'A vida num pote de Chá'
Sempre me lembro de Confúcio dizendo que o educado dorme sem receio, e que nada teme. Isso se deve a sua consciência limpa, ao senso de dever cumprido, de ter agido com lealdade, sinceridade e atenção para com os outros. No entanto, muitos já perderam empregos e mesmo as vidas por denunciar os erros de um sistema corrupto. Essas pessoas nunca dormiram sossegadas. Elas estavam inquietas por combater o erro, e tinham receios constantes de quanto o mal podia se expandir sem limites. Tudo isso porque acreditavam em agir de forma leal, sincera e justa. Ao refletir sobre isso, não penso nos ‘opositores profissionais’ de um regime, cujos expedientes não diferem, muitas vezes, daqueles à quem se opõem. Penso mesmo nas pessoas comuns, cujo senso de responsabilidade moral, social e familiar se vê prejudicado pelos desmandos das épocas ruins. Que sossego tinha Confúcio, se vivia denunciando os erros alheios? Ele correu risco de vida várias vezes; não que temesse propriamente isso, mas a questão é que ele realmente precisava se preocupar com a conservação de sua vida. Essa inquietude, ainda que honesta e sã, fruto de uma consciência correta, não lhe dava o sossego do bom ócio nem da noite tranqüila. Nesse caso, pois, parece que se desprender do mundo é realmente e única forma de se ter um sossego legítimo.
Os caminhantes pensavam nisso, e seu wuwei – a sua ação isenta de propósitos, senão da real necessidade do ato – os levavam a agir de modo relativamente independente das convenções. De fato, ao não se oporem a nada, sendo meramente escapistas, angariaram fama de sábios e sobreviviam aos regimes mais cruéis. O cinismo não era uma atitude pejorativa, apenas uma estratégia de disfarce, de sobrevivência, em meio à necessidade egocêntrica que quase todos os líderes totalitários têm. Esse modo de proceder caminhante depende, porém, de um real isolamento do mundo, ou de um hábito de vida absolutamente frugal. A questão é que ser caminhante – com exceção daquele que some no meio do mato – implica em viver na dependência dos outros, o que só pode ser aceito como ‘autonomia’ com uma grande dose de hipocrisia e desfaçatez. Não há liberdade total para eles, assim como não há para os Educados.

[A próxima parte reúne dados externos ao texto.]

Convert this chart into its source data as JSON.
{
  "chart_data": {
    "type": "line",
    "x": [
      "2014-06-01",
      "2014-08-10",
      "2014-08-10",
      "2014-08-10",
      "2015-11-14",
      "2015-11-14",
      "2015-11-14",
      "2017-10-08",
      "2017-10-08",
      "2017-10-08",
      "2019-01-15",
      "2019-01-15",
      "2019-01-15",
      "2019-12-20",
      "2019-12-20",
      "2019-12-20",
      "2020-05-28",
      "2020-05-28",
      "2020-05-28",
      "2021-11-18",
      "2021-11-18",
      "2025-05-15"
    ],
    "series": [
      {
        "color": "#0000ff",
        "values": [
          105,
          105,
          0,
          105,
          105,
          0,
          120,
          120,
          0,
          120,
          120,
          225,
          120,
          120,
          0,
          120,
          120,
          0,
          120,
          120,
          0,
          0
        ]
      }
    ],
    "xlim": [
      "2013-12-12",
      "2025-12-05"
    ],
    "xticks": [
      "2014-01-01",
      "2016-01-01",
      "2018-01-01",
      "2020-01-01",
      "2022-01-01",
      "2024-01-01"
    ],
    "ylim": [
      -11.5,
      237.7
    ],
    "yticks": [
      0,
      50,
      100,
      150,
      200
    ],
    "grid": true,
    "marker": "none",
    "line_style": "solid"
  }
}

Todavia, como alguém pode ser absolutamente sossegado se seu desprendimento depende dos outros? Seja por cinismo proposital, uma acomodação consciente ou mesmo por uma ingenuidade desprendida, os caminhantes só têm seu sossego em função dos que ‘não o têm’, o que não pode ser aceito como válido. Logo, o sossego ideal não parece ser encontrado nas relações sociais comuns. O desprendimento material é um dos meios de ‘menos depender’ das coisas físicas, mas ainda não é completo; o isolamento social é também um meio de evitar atribulações, mas ela só transfere de viver com os humanos para o desafio da sobrevivência cotidiana no meio do mato. Por outro lado, o cultivo pessoal não basta para afastar de si os problemas diários de quem vive em sociedade.

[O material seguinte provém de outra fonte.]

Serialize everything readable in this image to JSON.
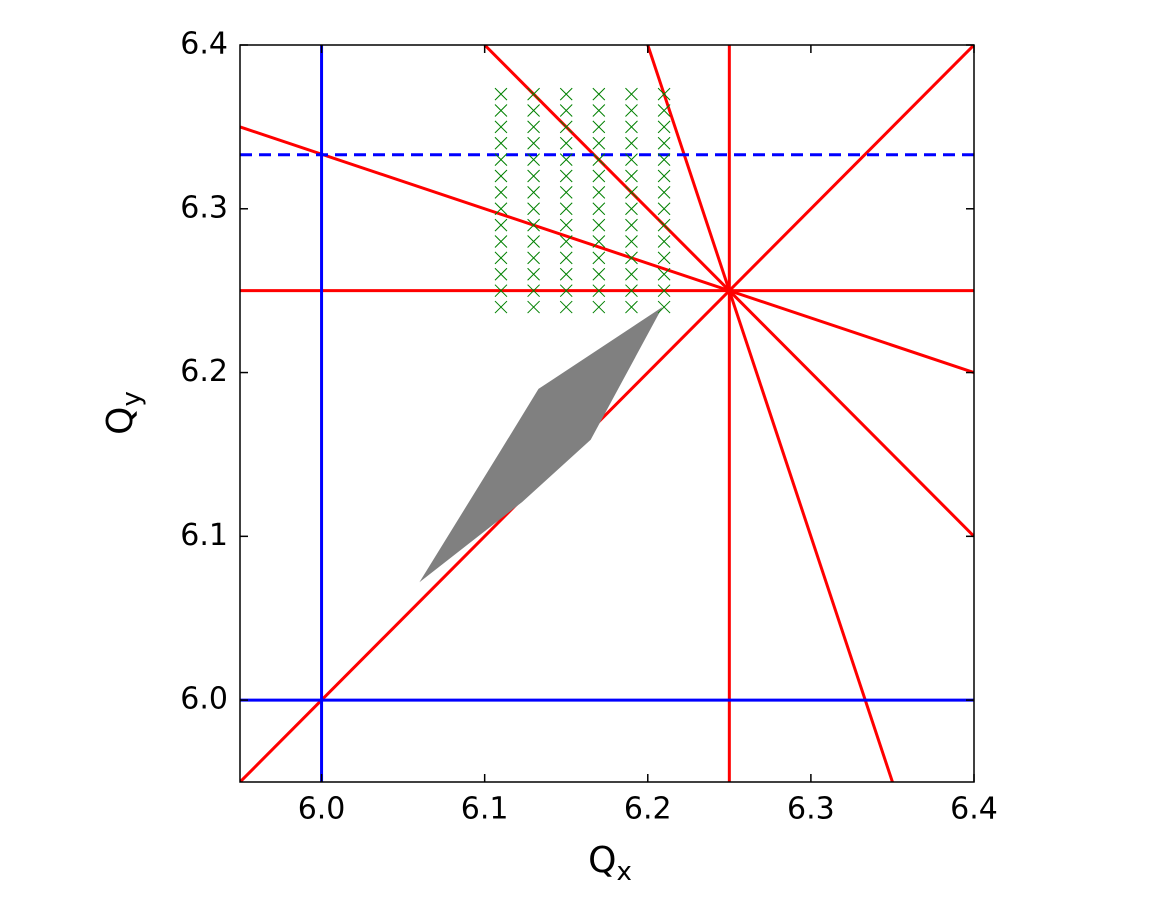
{
  "chart_data": {
    "type": "line",
    "xlabel": {
      "main": "Q",
      "sub": "x"
    },
    "ylabel": {
      "main": "Q",
      "sub": "y"
    },
    "xlim": [
      5.95,
      6.4
    ],
    "ylim": [
      5.95,
      6.4
    ],
    "xticks": [
      {
        "value": 6,
        "label": "6.0"
      },
      6.1,
      6.2,
      6.3,
      6.4
    ],
    "yticks": [
      {
        "value": 6,
        "label": "6.0"
      },
      6.1,
      6.2,
      6.3,
      6.4
    ],
    "series": [
      {
        "type": "line",
        "color": "#ff0000",
        "style": "solid",
        "x": [
          5.95,
          6.4
        ],
        "values": [
          5.95,
          6.4
        ]
      },
      {
        "type": "line",
        "color": "#ff0000",
        "style": "solid",
        "x": [
          5.95,
          6.4
        ],
        "values": [
          6.35,
          6.2
        ]
      },
      {
        "type": "line",
        "color": "#ff0000",
        "style": "solid",
        "x": [
          6.1,
          6.4
        ],
        "values": [
          6.4,
          6.1
        ]
      },
      {
        "type": "line",
        "color": "#ff0000",
        "style": "solid",
        "x": [
          6.2,
          6.35
        ],
        "values": [
          6.4,
          5.95
        ]
      },
      {
        "type": "line",
        "color": "#ff0000",
        "style": "solid",
        "x": [
          6.25,
          6.25
        ],
        "values": [
          5.95,
          6.4
        ]
      },
      {
        "type": "line",
        "color": "#ff0000",
        "style": "solid",
        "x": [
          5.95,
          6.4
        ],
        "values": [
          6.25,
          6.25
        ]
      },
      {
        "type": "line",
        "color": "#0000ff",
        "style": "solid",
        "x": [
          6,
          6
        ],
        "values": [
          5.95,
          6.4
        ]
      },
      {
        "type": "line",
        "color": "#0000ff",
        "style": "solid",
        "x": [
          5.95,
          6.4
        ],
        "values": [
          6,
          6
        ]
      },
      {
        "type": "line",
        "color": "#0000ff",
        "style": "dashed",
        "x": [
          5.95,
          6.4
        ],
        "values": [
          6.333,
          6.333
        ]
      },
      {
        "type": "polygon",
        "color": "#808080",
        "x": [
          6.06,
          6.109,
          6.133,
          6.209,
          6.165,
          6.123
        ],
        "values": [
          6.072,
          6.151,
          6.19,
          6.24,
          6.159,
          6.121
        ]
      },
      {
        "type": "scatter",
        "color": "#008000",
        "x": [
          6.11,
          6.11,
          6.11,
          6.11,
          6.11,
          6.11,
          6.11,
          6.11,
          6.11,
          6.11,
          6.11,
          6.11,
          6.11,
          6.11,
          6.13,
          6.13,
          6.13,
          6.13,
          6.13,
          6.13,
          6.13,
          6.13,
          6.13,
          6.13,
          6.13,
          6.13,
          6.13,
          6.13,
          6.15,
          6.15,
          6.15,
          6.15,
          6.15,
          6.15,
          6.15,
          6.15,
          6.15,
          6.15,
          6.15,
          6.15,
          6.15,
          6.15,
          6.17,
          6.17,
          6.17,
          6.17,
          6.17,
          6.17,
          6.17,
          6.17,
          6.17,
          6.17,
          6.17,
          6.17,
          6.17,
          6.17,
          6.19,
          6.19,
          6.19,
          6.19,
          6.19,
          6.19,
          6.19,
          6.19,
          6.19,
          6.19,
          6.19,
          6.19,
          6.19,
          6.19,
          6.21,
          6.21,
          6.21,
          6.21,
          6.21,
          6.21,
          6.21,
          6.21,
          6.21,
          6.21,
          6.21,
          6.21,
          6.21,
          6.21
        ],
        "values": [
          6.24,
          6.25,
          6.26,
          6.27,
          6.28,
          6.29,
          6.3,
          6.31,
          6.32,
          6.33,
          6.34,
          6.35,
          6.36,
          6.37,
          6.24,
          6.25,
          6.26,
          6.27,
          6.28,
          6.29,
          6.3,
          6.31,
          6.32,
          6.33,
          6.34,
          6.35,
          6.36,
          6.37,
          6.24,
          6.25,
          6.26,
          6.27,
          6.28,
          6.29,
          6.3,
          6.31,
          6.32,
          6.33,
          6.34,
          6.35,
          6.36,
          6.37,
          6.24,
          6.25,
          6.26,
          6.27,
          6.28,
          6.29,
          6.3,
          6.31,
          6.32,
          6.33,
          6.34,
          6.35,
          6.36,
          6.37,
          6.24,
          6.25,
          6.26,
          6.27,
          6.28,
          6.29,
          6.3,
          6.31,
          6.32,
          6.33,
          6.34,
          6.35,
          6.36,
          6.37,
          6.24,
          6.25,
          6.26,
          6.27,
          6.28,
          6.29,
          6.3,
          6.31,
          6.32,
          6.33,
          6.34,
          6.35,
          6.36,
          6.37
        ]
      }
    ]
  }
}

É possível, então, que o sossego seja apenas um espaço de tempo nos ajustes da mutação? Entre os vários momentos da vida, no ciclo inexorável de yin e yang, podemos ser levados pelas circunstâncias aos acidentes ou, nos precavermos para acompanharmos os acontecimentos da vida com certa antecedência e planejamento, permitindo-nos o cuidado de evoluir e crescer. Dessa contemplação se pode intuir a perturbação e a ordem, o descanso e a ação, e no ‘meio tempo’, o sossego. Desfrutar o sossego é aproveitar um momento de modo particular, lúdico, mantendo o compromisso consigo mesmo. Se for assim, mesmo em tempos de desordem um letrado pode distrair-se, embora seja difícil – o envolvimento com a humanidade sempre fala mais alto.
Me parece, pois, que o sossego só acontece de fato se conseguirmos isolar nossa mente das coisas comuns. Não se trata de se separar do mundo físico, se não por alguns momentos. A vida, em si, exige essa conexão, sem o que não é uma vida vivida, de fato. O sossego, pois, é um contemplar em ação, um espaço de ponderação lúcida – ou, um vagar descompromissado somente quando se é do interesse pessoal, como no caso de uma providencial bebedeira.
Mêncio já dizia: ‘Apenas assim compreendemos que a ansiedade e a angústia fazem parte da vida, e que a facilidade e a comodidade só são encontradas na morte’. E mesmo a morte, assim, desassossega muitas pessoas...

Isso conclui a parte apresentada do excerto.